Ogni ombra va subito dissipata, e non con il fumo di un improbabile rogo purificatore, ma con parole chiare, che devono
venire in primo luogo da chi nel Pd condivideva con Lusi la responsabilità di gestire quel denaro. Ombre che vanno dissipate subito anche perché non si possano confondere con accuse generiche e polemiche strumentali. Certo, il fatto stesso che si parli di fondi pubblici per un partito sciolto ufficialmente da anni non può non scandalizzare, anche se a ben vedere si tratta dei rimborsi per le ultime elezioni cui la Margherita aveva effettivamente partecipato. Da questo punto di vista, però, la rivendicazione di avere «bilanci in attivo» non sembra proprio un’attenuante: la sopravvivenza giuridica di partiti che non si presentano più alle elezioni si giustifica con l’esigenza non d’incassare crediti dallo Stato, ma di pagare i debiti verso fornitori, banche, dipendenti (ci mancherebbe solo che sparissero nel nulla da un giorno all’altro).

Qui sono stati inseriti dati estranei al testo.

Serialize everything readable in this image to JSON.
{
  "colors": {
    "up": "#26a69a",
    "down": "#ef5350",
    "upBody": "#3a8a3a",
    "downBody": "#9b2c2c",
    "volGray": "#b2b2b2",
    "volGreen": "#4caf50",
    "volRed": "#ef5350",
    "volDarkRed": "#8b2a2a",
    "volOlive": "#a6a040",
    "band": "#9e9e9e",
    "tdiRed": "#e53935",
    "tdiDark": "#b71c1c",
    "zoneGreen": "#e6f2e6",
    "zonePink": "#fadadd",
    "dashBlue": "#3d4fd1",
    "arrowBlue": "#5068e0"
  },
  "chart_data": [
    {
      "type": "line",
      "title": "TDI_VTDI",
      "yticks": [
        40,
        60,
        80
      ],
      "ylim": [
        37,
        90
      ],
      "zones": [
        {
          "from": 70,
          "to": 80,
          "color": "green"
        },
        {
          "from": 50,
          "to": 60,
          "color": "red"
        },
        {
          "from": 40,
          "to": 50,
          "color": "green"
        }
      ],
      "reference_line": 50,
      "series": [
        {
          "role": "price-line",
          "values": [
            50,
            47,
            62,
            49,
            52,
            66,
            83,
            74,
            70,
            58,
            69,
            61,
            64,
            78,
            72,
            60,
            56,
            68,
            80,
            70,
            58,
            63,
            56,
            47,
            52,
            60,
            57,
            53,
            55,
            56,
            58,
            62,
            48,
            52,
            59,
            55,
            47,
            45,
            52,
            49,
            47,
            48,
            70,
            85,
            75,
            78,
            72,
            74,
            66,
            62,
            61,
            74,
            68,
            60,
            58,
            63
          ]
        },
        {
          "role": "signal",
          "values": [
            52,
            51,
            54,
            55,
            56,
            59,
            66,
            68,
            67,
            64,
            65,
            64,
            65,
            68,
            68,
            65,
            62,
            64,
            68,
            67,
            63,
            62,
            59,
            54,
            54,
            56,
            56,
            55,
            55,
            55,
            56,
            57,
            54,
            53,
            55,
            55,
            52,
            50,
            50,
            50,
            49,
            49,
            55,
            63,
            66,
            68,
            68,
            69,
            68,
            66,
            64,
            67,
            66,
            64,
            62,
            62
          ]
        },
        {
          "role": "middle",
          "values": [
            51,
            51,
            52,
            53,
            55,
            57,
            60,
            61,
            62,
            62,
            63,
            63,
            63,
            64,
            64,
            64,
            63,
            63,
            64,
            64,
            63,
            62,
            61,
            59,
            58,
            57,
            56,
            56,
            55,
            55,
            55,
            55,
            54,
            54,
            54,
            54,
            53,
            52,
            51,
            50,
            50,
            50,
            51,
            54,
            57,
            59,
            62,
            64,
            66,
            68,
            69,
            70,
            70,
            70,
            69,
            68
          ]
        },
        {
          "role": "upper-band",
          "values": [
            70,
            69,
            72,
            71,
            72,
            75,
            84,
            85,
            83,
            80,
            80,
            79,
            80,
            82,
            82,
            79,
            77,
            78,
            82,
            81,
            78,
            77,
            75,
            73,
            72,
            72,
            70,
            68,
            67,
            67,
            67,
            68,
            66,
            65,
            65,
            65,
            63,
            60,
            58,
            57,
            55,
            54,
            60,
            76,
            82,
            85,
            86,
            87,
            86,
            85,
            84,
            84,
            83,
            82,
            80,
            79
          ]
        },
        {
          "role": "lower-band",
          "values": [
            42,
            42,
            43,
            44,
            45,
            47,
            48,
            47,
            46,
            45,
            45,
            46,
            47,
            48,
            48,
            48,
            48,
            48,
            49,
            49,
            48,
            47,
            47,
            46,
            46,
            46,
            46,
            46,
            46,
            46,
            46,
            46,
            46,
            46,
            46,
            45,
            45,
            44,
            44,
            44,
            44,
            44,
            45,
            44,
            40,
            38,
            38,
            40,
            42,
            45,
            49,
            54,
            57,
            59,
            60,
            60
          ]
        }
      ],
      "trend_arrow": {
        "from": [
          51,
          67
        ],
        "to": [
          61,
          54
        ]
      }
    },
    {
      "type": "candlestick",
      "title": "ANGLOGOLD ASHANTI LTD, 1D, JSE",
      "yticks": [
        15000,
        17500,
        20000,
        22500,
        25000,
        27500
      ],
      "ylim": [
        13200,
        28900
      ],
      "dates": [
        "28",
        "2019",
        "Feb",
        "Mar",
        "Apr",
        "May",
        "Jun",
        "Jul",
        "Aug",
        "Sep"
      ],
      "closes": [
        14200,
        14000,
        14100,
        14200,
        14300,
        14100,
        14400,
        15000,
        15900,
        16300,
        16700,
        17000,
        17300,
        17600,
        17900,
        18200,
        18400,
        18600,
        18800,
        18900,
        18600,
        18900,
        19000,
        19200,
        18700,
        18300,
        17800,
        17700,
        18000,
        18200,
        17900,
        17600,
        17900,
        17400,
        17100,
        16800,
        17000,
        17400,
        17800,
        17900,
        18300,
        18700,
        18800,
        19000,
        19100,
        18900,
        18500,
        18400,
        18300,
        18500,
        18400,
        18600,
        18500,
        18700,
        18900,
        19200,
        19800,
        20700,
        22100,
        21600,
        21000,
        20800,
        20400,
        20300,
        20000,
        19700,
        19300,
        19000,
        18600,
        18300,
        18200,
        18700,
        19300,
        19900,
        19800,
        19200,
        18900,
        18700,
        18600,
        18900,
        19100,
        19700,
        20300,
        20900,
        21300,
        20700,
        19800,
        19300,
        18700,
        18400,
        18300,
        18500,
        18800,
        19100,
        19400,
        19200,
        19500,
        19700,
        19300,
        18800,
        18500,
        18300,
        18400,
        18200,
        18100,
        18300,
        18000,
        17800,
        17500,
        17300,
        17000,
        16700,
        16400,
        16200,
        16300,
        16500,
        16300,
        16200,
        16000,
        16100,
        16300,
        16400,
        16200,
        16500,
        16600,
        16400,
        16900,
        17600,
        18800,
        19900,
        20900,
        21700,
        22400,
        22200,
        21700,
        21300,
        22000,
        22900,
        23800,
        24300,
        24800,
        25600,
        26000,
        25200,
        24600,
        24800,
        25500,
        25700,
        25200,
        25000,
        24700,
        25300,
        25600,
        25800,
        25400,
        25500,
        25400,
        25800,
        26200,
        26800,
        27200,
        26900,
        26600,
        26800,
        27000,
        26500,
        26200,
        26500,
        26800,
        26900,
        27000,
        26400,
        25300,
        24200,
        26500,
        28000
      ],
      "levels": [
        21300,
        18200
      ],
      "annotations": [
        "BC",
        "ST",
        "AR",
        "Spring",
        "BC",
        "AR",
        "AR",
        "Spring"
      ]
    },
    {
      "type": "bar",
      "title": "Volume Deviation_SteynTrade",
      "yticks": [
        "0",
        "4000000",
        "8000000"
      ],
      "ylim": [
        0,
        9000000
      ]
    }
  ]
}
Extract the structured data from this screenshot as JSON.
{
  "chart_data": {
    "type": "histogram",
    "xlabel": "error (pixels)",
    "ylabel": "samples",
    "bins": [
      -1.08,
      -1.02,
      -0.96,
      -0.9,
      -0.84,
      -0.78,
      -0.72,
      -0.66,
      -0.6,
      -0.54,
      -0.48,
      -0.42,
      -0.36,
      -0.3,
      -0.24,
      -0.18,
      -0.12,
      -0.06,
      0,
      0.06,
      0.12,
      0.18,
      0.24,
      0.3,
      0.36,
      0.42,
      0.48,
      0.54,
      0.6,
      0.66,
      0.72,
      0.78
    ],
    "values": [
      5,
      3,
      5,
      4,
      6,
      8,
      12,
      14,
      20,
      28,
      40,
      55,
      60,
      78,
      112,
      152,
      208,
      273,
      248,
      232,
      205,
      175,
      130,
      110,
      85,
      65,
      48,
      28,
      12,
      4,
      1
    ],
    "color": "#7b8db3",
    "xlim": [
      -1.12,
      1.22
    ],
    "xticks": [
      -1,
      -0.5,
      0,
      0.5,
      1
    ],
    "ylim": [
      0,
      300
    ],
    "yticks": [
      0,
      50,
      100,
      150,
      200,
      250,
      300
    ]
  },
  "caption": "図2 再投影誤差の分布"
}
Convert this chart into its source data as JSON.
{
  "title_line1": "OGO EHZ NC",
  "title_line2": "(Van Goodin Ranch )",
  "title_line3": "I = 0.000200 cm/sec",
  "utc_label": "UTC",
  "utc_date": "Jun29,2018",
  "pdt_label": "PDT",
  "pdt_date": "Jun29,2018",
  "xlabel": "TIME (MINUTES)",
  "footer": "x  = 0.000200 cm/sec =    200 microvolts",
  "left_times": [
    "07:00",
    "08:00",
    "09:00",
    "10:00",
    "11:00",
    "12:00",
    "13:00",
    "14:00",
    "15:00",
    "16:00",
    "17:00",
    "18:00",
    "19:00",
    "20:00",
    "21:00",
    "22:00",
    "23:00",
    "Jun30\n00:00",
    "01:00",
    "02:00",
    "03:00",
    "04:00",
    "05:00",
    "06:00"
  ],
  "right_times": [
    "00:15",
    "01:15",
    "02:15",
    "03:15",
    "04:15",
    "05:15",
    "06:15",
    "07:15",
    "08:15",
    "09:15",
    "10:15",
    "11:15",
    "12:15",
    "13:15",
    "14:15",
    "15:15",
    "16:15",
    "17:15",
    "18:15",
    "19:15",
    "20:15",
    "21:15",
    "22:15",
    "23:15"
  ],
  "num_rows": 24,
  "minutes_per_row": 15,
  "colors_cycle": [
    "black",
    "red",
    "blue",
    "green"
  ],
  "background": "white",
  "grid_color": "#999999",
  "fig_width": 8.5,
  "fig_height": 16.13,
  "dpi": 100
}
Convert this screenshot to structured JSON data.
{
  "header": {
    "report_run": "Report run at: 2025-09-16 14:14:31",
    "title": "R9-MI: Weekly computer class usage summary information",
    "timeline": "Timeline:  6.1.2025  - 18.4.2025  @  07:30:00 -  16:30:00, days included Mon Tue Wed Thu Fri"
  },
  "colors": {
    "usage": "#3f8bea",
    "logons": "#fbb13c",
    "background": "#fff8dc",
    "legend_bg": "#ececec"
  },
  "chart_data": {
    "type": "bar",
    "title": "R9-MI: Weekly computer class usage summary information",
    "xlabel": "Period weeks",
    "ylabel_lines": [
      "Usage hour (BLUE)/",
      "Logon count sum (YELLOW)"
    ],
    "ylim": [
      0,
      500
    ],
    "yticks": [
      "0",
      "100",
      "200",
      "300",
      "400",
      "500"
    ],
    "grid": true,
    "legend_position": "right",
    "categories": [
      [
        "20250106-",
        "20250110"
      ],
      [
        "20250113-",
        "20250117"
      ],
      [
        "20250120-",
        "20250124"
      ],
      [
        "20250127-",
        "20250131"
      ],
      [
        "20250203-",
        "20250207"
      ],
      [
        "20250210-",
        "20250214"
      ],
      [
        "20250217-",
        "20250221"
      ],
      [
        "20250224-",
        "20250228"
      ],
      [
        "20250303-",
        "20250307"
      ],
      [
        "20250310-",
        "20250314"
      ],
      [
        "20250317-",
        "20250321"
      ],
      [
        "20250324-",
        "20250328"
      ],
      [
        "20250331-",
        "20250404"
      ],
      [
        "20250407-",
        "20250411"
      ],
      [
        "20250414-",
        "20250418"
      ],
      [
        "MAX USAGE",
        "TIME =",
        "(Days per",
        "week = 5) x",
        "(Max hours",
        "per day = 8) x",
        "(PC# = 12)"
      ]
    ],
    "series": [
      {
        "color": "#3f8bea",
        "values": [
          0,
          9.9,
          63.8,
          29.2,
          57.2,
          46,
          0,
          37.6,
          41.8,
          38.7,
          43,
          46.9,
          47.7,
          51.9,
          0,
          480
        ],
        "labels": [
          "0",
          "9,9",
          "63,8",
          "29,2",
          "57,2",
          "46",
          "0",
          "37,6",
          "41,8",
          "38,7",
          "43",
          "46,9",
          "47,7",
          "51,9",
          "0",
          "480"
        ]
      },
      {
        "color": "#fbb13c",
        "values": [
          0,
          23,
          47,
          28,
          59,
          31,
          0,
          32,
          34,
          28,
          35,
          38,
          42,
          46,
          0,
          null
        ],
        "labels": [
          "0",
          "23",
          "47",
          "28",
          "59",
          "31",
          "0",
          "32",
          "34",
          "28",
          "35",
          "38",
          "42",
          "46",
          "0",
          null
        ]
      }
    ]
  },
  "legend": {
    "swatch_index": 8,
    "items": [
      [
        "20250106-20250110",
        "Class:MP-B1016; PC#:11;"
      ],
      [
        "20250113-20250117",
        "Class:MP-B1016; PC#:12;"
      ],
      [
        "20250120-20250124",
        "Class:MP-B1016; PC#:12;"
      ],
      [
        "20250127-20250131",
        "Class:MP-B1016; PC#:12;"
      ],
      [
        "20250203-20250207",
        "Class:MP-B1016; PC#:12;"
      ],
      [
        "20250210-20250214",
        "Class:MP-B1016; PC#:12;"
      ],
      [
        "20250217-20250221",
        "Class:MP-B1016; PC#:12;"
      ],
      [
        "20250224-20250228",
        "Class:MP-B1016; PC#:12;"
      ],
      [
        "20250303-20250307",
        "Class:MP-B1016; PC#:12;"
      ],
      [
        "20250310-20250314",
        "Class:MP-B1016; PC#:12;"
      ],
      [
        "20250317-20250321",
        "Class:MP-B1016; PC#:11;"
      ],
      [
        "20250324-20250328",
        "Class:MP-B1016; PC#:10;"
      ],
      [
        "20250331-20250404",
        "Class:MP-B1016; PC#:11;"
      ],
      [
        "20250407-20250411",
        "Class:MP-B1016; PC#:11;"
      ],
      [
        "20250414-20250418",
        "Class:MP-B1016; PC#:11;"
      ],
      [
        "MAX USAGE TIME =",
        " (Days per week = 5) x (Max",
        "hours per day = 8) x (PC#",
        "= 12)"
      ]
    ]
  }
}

Fare chiarezza su questa vicenda è indispensabile anche per potere contrastare credibilmente la campagna contro il finanziamento pubblico della politica. Un argomento di cui si è occupato recentemente anche il Financial Times, in un articolo di Martin Wolf dedicato al dibattito sul «capitalismo in crisi», a partire da una sacrosanta preoccupazione per il rapporto tra ricchezza e politica democratica. «In assenza di difese per la politica ha scritto Wolf il risultato è la plutocrazia». E ancora: «Proteggere la politica democratica dalla plutocrazia è una delle maggiori sfide alla salute delle democrazie». E infine: «La difesa della politica dal mercato si ottiene regolando l’uso del denaro alle elezioni e attraverso l’offerta di risorse pubbliche a chi vi partecipa. Almeno un parziale finanziamento dei partiti e delle elezioni è
inevitabile».
È davvero curioso che a segnalare il rischio che la democrazia possa essere comprata dalla grande ricchezza sia proprio il quotidiano della comunità finanziaria britannica, mentre nell’Italia appena uscita dal ventennio berlusconiano si continua a rimuovere il problema dal dibattito. Ma se non vogliamo che a giovarsi del discredito dei partiti, proprio come nel 92-93, sia un nuovo miliardario ansioso di scendere in campo col suo partito di plastica e i suoi personali mezzi di comunicazione e persuasione, sono i partiti democratici che devono per primi promuovere una riforma di questi meccanismi. A partire dalla piena attuazione dell’articolo 49 della Costituzione, per fare in modo che ogni forma di sostegno pubblico sia indissolubilmente legata non solo a meccanismi certi di trasparenza e rendicontazione delle risorse, ma prima ancora al carattere democratico della vita interna di quei partiti.